In 2019, I started an honours post-grad research project on Milman Island, located 20km east of the Cape York Peninsula, Australia in the northern Great Barrier Reef (nGBR). My project was in collaboration with WWF Australia, Koala Mattresses (sponsor) and the QLD Government. This island is a nesting site for a couple hundred Hawksbill turtles (Erectmochelys imbricata) and fewer than 50 Green turtles. The purpose of the study was to identify the best way to cool down sea turtle nests, this is because we know that sea turtles have their sex determined by the temperature of the sand. Warmer sand (generally above 29˚C) produces more females, which is what researchers have predicted with the onset of climate change. We conducted a sand cooling project using a variety of different cooling methods in order to produce male-biased clutches, however no substantial results could be obtained due to it being the wettest summer in 10 years. You can imagine my disappointment.
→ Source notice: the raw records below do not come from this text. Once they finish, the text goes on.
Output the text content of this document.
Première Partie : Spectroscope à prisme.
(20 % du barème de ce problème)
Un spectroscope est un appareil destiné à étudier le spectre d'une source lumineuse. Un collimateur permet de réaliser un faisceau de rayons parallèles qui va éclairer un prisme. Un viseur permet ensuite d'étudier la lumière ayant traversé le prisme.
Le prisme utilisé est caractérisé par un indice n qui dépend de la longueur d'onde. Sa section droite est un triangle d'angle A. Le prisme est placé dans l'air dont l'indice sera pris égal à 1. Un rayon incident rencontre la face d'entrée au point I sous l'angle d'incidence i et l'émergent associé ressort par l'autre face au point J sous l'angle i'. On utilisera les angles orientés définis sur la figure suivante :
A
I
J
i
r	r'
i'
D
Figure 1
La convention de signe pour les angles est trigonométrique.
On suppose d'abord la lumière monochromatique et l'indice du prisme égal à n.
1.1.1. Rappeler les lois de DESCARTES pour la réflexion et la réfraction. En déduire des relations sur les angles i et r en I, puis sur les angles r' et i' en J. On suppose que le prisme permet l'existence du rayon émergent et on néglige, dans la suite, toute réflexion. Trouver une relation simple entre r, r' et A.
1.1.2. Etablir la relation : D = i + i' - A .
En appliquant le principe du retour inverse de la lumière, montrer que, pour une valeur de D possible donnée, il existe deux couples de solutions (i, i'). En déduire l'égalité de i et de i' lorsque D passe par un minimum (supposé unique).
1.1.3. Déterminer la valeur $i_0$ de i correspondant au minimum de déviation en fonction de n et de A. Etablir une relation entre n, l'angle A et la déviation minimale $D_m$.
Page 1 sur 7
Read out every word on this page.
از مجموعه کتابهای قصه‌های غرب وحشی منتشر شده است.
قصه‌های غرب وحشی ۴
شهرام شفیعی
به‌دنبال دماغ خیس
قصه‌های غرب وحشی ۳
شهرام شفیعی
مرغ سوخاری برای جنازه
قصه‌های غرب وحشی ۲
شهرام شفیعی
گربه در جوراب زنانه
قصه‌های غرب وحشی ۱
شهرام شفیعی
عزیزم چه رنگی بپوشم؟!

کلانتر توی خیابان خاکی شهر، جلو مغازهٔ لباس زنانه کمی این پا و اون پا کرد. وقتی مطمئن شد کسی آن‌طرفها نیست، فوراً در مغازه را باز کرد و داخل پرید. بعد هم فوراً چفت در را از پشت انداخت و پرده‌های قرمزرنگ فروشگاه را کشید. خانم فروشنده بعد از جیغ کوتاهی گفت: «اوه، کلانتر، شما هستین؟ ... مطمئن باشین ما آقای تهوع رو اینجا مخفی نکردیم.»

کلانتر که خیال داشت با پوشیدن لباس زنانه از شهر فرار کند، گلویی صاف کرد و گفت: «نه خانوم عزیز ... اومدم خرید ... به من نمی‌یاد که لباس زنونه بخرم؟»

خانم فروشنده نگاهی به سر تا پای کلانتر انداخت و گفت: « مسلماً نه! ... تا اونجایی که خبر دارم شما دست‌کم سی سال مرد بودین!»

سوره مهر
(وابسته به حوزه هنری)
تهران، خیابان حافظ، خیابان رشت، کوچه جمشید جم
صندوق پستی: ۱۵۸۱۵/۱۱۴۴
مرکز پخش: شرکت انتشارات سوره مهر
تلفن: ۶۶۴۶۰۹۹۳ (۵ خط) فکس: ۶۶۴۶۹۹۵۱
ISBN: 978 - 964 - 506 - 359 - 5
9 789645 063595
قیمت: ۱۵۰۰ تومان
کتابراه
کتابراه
However, we were able to get some important information about the effect of rainfall on sand temperatures, which developed further into theories about how sea turtles coped with climate change in the past. You can read more about the Turtle Cooling Project on the WWF Australia website.
The research ongoing in Conflict Islands has been extremely important in developing these theories. In the 2018/19 season, the Conflict Island Initiative conducted a small scale version of the Milman Island study. This season (2019/20), we have placed data loggers on Panasesa and Irai Island to establish base line sand temperatures. During my time in the Conflicts, I learned so much from my PNG brothers and sisters about their culture, island life, turtle husbandry and their own techniques. I’m excited to return to visit PNG in the near future, as these populations of Hawksbills and Green turtles are at threat to poaching, egg harvest and climate change.